POV-Ray : Newsgroups : povray.binaries.images : Nostalgic Lego : Re: Nostalgic Lego Server Time
31 Jul 2024 14:22:51 EDT (-0400)
  Re: Nostalgic Lego  
From: Rick Gutleber
Date: 27 Jan 2010 11:04:12
Message: <4b6063fc$1@news.povray.org>
Lego went through a period in the 80s and 90s where they moved away from 
mostly generic bricks to less flexible stuff.  I recall seeing the 
sailing ship where the whole body of the ship was one huge piece. 
Likewise the castle was built of huge monolithic pieces.  I felt that 
Lego had betrayed the very quality of what made their toy great, but it 
seems that they too realized this and have returned to emphasizing 
generic bricks.

Although I'm not really a fan of licensed sets, I've always enjoyed 
buying the Star Wars sets for my kids.  The sets are very faithful 
reproductions of the various spaceships, etc, but they are composed of 
very generic pieces and retain the key element of flexibility.   The 
kids usually build the model once, and then spend all their time 
creating their own spaceships, etc.

When I was little I also had the train set with the blue tracks and the 
small red wheels without tires.  The tracks and wheels were grooved 
perpendicular to the direction of movement so the train's wheels 
wouldn't slip.  You used 2x8 white flat pieces as the crossties.
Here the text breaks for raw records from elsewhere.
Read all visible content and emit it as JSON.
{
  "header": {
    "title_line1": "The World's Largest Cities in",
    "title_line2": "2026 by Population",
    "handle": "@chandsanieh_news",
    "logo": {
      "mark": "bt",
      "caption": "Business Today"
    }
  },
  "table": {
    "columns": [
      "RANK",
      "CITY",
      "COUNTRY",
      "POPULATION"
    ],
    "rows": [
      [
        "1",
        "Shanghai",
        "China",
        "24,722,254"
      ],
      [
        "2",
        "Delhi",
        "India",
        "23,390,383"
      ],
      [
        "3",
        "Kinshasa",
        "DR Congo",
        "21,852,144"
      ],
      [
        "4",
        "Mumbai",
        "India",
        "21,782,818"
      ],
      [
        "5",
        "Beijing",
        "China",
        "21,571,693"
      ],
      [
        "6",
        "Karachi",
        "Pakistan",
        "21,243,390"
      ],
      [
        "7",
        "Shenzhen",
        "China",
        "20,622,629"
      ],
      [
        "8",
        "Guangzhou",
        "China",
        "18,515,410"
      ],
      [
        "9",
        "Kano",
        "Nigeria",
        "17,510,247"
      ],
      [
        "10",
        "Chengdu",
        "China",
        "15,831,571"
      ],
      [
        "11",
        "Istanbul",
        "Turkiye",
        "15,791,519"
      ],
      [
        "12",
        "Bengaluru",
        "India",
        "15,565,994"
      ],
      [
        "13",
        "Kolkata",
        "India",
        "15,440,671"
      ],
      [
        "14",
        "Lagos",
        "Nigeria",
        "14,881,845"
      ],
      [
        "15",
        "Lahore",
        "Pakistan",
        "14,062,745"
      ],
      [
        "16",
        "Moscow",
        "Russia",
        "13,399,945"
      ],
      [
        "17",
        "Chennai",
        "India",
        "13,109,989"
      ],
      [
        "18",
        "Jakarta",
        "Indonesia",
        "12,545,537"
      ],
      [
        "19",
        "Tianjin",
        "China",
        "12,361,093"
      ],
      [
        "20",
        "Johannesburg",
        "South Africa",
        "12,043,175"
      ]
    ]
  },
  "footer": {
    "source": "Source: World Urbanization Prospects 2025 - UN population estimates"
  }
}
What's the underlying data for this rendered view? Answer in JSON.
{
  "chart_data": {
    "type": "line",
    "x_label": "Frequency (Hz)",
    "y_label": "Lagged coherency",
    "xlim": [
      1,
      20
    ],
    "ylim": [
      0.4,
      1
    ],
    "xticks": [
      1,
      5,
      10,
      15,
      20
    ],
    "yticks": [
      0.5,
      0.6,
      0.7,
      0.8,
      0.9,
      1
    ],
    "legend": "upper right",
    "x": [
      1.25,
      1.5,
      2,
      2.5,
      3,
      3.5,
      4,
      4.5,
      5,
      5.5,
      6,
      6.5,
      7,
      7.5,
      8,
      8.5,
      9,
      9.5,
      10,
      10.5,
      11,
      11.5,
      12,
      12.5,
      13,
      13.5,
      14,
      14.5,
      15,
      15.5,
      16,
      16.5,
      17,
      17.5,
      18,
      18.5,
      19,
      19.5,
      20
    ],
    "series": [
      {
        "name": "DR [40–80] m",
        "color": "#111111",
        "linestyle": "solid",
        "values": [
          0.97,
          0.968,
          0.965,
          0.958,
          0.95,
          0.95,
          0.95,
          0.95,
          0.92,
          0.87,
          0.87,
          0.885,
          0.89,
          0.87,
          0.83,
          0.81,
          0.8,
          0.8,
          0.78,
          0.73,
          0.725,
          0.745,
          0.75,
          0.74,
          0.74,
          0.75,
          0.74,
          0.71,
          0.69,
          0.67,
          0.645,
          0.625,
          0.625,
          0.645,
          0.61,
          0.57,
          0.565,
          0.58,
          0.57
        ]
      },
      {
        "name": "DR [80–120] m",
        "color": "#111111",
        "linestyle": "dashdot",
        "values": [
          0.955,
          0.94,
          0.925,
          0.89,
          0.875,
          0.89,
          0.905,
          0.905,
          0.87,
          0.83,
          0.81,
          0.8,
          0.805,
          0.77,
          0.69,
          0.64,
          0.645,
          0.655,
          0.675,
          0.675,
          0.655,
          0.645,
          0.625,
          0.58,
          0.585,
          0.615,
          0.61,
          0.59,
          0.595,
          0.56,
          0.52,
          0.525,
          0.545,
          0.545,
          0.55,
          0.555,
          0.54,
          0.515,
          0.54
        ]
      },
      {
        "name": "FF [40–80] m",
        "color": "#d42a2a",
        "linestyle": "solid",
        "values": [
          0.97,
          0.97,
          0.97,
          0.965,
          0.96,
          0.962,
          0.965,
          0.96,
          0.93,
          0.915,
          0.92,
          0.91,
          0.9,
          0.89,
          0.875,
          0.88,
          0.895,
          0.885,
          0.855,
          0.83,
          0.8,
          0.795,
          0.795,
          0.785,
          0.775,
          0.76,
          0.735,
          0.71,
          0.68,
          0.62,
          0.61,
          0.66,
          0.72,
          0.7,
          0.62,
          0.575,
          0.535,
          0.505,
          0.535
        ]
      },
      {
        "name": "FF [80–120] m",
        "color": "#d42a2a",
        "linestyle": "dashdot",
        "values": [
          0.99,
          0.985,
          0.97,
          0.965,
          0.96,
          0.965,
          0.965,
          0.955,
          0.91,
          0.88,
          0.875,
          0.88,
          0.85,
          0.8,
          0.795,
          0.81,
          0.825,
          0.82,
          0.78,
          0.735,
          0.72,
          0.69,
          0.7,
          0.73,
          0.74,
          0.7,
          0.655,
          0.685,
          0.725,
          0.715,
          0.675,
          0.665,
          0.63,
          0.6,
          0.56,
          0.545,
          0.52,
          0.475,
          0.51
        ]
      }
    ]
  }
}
Later on I recall the Moon Landing kit with the original "maxifigs" (for 
lack of a better name), which were about 2" tall.  While those figurines 
where nicely designed (especially the arms), the minifigs which came 
around after I was no longer buying or receiving Lego (at least for 
myself) were a much better scale for Lego action.

On 2010-01-26 04:07, Ive wrote:
> On 25.01.2010 11:06, scott wrote:
>> Great render - I remember those old wheels and tyres too, they had a
>> metal axle that you pressed into a special 2x4 brick didn't they?
>
> Exactly. At the time I played with them the wheels where always red and
> the 'axle'-brick always white. The black wheels did come a view years
> later so I'm a bit cheating.
>
>> I preferred the technic wheels and axles that you actually connect to
>> stuff :-)
>
> Those had not been invented when I was playing with them ;)
>
>
>> PS is that a dog peeing against a tree in the background?!
>
> Well, I guess he does ;)
> And this is one of the things I always liked about Lego and especially
> about the old ones with the very limited amount of brick shapes. There
> is a quite high level of abstraction involved but still you could build
> everything and it is even recognizable.